Martin v. Löwis <mar...@v.loewis.de> added the comment:

I just did an experiment on Windows 7. I used SetComputerNameEx to set the 
NetBIOS name (4) to "e2718", and the DNS name (5) to "π3141"; then I rebooted. 
This is on a system with windows-1252 as its ANSI code page (i.e. 
u"π"==u"\N{GREEK SMALL LETTER PI}" is not in the ANSI charset.  After the 
reboot, I found

- COMPUTERNAME is "P3141", and so is the result of GetComputerNameEx(4)
- GetComputerNameEx(5) is "π3141"
- socket.gethostname of Python 2.5 returns "p3141".

So my theory of how this all fits together is this:

1. it's not really possible to completely decouple the DNS name and the NetBIOS 
name. Setting the DNS name also modifies the NetBIOS name; I suspect that the 
reverse is also true.

2. gethostname returns the ANSI version of the DNS name (which happens to 
convert the GREEK SMALL LETTER PI to a LATIN SMALL LETTER P).

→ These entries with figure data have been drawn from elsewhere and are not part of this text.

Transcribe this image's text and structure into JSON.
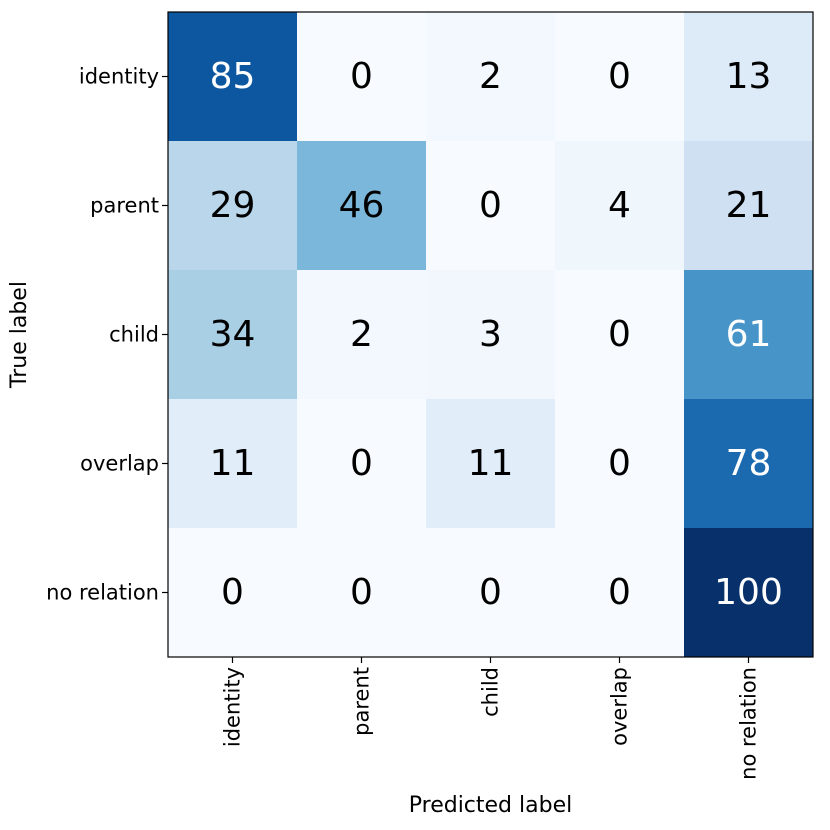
{
  "chart_data": {
    "type": "heatmap",
    "title": "",
    "xlabel": "Predicted label",
    "ylabel": "True label",
    "x_categories": [
      "identity",
      "parent",
      "child",
      "overlap",
      "no relation"
    ],
    "y_categories": [
      "identity",
      "parent",
      "child",
      "overlap",
      "no relation"
    ],
    "values": [
      [
        85,
        0,
        2,
        0,
        13
      ],
      [
        29,
        46,
        0,
        4,
        21
      ],
      [
        34,
        2,
        3,
        0,
        61
      ],
      [
        11,
        0,
        11,
        0,
        78
      ],
      [
        0,
        0,
        0,
        0,
        100
      ]
    ],
    "value_range": [
      0,
      100
    ],
    "colormap": "Blues",
    "colorbar": false,
    "grid": false
  }
}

3. the NetBIOS name is an generally an uppercase version of the gethostname 
result. There may be rules in case the gethostname result contains characters 
illegal in NetBIOS.

In summary, I (now) think it's fine to return the Unicode version of the DNS 
name from gethostname on Windows.

Re msg119271: the name "π3141" really has nothing to do with the DNS on my 
system. It doesn't occur in DNS any zone, nor could it possibly. It's unclear 
to me why Microsoft calls it the "DNS name".